Das starke Wachstumsplus liegt am heftigen Einbruch in den Monaten zuvor. Aufgrund der steigenden Infektionszahlen sind Experten für das Jahresende jedoch skeptisch.

Die Einnahmen im Tourismusbereich in Spanien sind massiv eingebrochen. Foto: dpa
Die Einnahmen im Tourismusbereich in Spanien sind massiv eingebrochen. Foto: dpa

Die spanische Wirtschaft ist im dritten Quartal um 16,7 Prozent gewachsen. Das enorme Plus ist vor allem auf den heftigen Einbruch im zweiten Quartal zurückzuführen, als Spaniens Wirtschaft um 22 Prozent im Vergleich zum Vorjahr schrumpfte – mehr als in jedem anderen europäischen Land.

Im Vergleich zum Vorjahr bleibt ein Minus von 8,7 Prozent. Das liegt vor allem an der großen Abhängigkeit der spanischen Wirtschaft vom Tourismus, dessen Einnahmen in diesem Sommer nach Angaben des Branchenverbands Exceltur um rund 70 Prozent eingebrochen sind. Der Tourismus macht in Spanien zwölf Prozent der Wirtschaftsleistung aus.

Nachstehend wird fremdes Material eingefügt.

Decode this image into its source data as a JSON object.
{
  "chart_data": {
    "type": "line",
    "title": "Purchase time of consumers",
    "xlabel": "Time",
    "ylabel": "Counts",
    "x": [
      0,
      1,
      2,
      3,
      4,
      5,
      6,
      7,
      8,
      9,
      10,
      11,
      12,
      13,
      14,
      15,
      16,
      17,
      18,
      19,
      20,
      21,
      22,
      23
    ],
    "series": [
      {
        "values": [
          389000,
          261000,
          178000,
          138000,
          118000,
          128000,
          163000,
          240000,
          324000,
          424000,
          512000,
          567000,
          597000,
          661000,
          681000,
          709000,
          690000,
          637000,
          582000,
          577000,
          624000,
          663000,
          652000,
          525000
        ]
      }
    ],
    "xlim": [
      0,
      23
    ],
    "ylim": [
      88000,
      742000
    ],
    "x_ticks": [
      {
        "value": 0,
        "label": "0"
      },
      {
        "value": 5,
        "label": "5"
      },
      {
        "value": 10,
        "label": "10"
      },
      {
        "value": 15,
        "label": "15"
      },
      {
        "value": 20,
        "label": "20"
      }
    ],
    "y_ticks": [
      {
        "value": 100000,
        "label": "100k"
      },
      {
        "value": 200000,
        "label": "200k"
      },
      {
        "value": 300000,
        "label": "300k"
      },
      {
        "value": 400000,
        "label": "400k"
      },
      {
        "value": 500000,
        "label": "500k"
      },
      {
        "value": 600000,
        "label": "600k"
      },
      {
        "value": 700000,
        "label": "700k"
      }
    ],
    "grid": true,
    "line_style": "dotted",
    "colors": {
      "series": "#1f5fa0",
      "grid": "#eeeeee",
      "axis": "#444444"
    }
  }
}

Die spanische Wirtschaftsministerin Nadia Calviño hatte zuvor ein Wachstum von rund 13 Prozent in Aussicht gestellt und zeigte sich zufrieden. „Die Daten, die wir in dieser Woche gesehen haben, zeigen die starke Belebung von Wirtschaft und Beschäftigung im dritten Quartal des Jahres“, sagte sie.

So hätten 80 Prozent der Kurzarbeiter dieses Schema inzwischen wieder verlassen. „Die Erholung hält an, aber wir befinden uns derzeit in einer Phase großer Unsicherheit, sowohl auf europäischem als auch auf globalem Niveau“, sagte sie. Spanien und die EU müssten die Pandemie deshalb weiter koordiniert bekämpfen.

Die Aussichten für das vierte Quartal sind wegen der steigenden Infektionen und immer neuer Restriktionen düster. In Spanien hat die zweite Welle schon im Juli und damit früher als im Rest Europas begonnen und dazu geführt, dass Experten ihre Prognosen reihenweise gesenkt haben.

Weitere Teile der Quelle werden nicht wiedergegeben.